Дом, милый дом. Я… скучала.
– Слишком долго ехала, – вырвал меня из ностальгии Вителло, которого я собиралась придушить после того, как он вчера сдал меня дону. А сегодня… сегодня я любила его как раньше. Мой единственный друг, даже спустя годы. – Лучия материлась как сапожник и пыталась отчитать Данте как малолетку.
Положив руку мне на поясницу, Марко подтолкнул меня к левому крылу. Все понятно, рабочие моменты решаются в рабочем порядке. Жаль, я почти поверила, что Дон действительно позвал меня только потому, что соскучился.
– Удивительно, как она уехала отсюда живой.
Конечно, Данте не стал бы причинять вред тетке. Но помечтать ведь можно?

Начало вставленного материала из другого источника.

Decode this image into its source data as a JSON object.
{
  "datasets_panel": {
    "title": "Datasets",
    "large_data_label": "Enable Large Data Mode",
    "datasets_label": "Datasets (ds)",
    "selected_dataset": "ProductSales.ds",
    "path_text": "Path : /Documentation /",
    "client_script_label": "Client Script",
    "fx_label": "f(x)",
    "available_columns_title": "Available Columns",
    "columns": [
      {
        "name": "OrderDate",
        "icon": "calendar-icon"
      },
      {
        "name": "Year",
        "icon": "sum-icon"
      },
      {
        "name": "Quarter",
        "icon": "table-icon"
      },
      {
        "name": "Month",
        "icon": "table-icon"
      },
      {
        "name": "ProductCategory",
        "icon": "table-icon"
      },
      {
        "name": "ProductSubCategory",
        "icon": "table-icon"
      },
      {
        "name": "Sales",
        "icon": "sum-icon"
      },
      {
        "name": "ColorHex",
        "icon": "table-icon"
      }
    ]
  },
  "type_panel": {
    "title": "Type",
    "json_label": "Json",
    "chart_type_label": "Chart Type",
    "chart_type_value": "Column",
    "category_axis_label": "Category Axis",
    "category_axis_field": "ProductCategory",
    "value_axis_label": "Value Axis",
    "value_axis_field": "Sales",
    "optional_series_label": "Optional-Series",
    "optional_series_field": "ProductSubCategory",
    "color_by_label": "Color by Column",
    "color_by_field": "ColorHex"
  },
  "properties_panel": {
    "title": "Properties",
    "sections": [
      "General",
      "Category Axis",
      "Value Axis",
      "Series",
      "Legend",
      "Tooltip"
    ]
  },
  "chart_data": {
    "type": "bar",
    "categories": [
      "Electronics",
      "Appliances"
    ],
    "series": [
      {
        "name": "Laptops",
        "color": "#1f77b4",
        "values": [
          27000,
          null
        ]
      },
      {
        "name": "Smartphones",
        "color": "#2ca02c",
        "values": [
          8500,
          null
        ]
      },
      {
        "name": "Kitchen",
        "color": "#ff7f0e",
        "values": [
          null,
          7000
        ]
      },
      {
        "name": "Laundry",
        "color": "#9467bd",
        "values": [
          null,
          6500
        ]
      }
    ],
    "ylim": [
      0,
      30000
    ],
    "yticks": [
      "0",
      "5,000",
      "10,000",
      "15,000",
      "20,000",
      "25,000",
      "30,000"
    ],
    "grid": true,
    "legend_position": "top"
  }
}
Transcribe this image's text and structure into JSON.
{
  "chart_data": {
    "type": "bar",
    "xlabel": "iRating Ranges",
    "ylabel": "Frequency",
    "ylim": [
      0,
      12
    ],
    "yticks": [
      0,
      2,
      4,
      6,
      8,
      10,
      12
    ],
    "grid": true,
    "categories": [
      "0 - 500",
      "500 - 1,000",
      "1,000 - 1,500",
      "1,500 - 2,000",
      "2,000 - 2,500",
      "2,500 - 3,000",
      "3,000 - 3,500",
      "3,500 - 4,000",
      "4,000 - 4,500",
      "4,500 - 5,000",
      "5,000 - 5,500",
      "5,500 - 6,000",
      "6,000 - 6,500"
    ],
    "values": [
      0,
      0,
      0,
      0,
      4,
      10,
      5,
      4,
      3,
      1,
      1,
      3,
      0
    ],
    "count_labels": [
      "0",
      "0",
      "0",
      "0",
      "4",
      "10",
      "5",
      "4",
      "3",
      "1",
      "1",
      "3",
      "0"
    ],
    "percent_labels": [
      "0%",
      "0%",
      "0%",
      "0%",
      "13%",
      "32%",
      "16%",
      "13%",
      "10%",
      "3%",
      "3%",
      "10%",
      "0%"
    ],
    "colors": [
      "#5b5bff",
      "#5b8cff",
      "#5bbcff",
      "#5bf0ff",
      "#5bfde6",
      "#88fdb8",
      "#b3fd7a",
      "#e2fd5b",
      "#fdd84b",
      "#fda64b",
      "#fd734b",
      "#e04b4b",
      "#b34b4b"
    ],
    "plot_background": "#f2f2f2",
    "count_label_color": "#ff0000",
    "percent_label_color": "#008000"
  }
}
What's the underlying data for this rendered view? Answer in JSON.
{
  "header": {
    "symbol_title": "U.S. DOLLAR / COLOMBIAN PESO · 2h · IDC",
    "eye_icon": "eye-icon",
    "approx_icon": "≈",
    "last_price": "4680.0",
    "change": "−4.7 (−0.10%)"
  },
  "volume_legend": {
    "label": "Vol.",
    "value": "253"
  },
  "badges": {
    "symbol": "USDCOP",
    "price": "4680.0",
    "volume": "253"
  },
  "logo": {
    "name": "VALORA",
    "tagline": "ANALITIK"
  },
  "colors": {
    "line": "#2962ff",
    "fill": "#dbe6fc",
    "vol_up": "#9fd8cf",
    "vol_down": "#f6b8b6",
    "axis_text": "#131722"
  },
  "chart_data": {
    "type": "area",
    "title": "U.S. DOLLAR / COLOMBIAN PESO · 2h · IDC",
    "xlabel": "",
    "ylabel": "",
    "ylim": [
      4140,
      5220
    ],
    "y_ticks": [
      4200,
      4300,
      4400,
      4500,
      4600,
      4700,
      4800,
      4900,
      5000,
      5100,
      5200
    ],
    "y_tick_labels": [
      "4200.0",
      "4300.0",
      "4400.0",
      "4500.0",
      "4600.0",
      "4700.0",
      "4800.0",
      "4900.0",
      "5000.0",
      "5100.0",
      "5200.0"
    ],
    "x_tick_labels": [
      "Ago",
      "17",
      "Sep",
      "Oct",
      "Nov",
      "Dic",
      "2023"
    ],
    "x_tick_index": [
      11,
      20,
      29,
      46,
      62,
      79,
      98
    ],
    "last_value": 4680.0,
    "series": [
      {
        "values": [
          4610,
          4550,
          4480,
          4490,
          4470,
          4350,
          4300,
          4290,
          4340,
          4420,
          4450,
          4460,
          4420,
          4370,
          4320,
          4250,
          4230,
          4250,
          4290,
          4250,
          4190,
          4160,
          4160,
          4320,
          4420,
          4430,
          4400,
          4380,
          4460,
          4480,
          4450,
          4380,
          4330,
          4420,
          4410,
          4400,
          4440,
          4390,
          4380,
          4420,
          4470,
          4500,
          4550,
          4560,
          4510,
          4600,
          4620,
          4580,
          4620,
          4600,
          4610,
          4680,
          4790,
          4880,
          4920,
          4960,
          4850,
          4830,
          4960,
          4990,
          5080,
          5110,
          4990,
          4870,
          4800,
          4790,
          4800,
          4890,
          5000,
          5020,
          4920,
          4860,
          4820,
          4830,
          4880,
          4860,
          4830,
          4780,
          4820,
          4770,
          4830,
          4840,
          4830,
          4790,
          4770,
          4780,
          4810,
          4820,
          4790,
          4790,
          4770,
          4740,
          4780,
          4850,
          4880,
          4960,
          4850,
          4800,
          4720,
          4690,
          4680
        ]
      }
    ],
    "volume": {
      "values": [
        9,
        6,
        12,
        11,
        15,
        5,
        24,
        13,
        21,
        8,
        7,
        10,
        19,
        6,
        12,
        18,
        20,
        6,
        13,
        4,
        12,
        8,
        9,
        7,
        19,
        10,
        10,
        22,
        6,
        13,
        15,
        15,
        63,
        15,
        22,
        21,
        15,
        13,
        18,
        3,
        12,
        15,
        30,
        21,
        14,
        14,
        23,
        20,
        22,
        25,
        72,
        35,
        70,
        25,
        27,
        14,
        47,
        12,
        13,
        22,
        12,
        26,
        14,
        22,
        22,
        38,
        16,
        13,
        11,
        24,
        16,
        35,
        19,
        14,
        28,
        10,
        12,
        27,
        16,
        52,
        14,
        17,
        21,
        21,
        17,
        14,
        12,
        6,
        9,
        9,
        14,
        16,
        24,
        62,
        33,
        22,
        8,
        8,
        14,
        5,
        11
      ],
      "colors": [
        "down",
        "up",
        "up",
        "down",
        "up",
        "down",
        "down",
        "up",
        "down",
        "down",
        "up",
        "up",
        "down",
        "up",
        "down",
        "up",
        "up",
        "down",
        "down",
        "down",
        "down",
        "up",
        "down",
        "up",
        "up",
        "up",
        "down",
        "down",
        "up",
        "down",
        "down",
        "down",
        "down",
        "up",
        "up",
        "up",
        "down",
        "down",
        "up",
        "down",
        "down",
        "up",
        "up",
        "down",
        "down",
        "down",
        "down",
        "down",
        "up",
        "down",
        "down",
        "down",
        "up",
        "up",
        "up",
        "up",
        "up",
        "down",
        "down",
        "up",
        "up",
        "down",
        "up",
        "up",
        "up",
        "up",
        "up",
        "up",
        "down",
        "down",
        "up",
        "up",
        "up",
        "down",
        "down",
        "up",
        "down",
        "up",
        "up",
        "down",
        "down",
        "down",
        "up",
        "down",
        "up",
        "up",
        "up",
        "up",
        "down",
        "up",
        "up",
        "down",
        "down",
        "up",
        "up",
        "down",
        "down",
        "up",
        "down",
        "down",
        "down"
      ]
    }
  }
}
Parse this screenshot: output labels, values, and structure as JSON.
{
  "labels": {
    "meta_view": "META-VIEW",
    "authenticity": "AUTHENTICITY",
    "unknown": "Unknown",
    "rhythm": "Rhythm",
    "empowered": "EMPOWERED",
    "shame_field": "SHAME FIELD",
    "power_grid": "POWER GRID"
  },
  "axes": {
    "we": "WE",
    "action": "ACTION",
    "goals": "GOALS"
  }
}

– Кто-то вчера обеспечил дона хорошим настроением, поэтому сегодня Данте лишь наслаждался зрелищем.
– Не понимаю, о чем ты, – со всем доступным мне равнодушием не повелась я на ухмылку Кардинала и уверенно толкнула дверь, ведущую в кабинет великого и ужасного.
И сразу попала под рентгеновский взгляд Стального Дона.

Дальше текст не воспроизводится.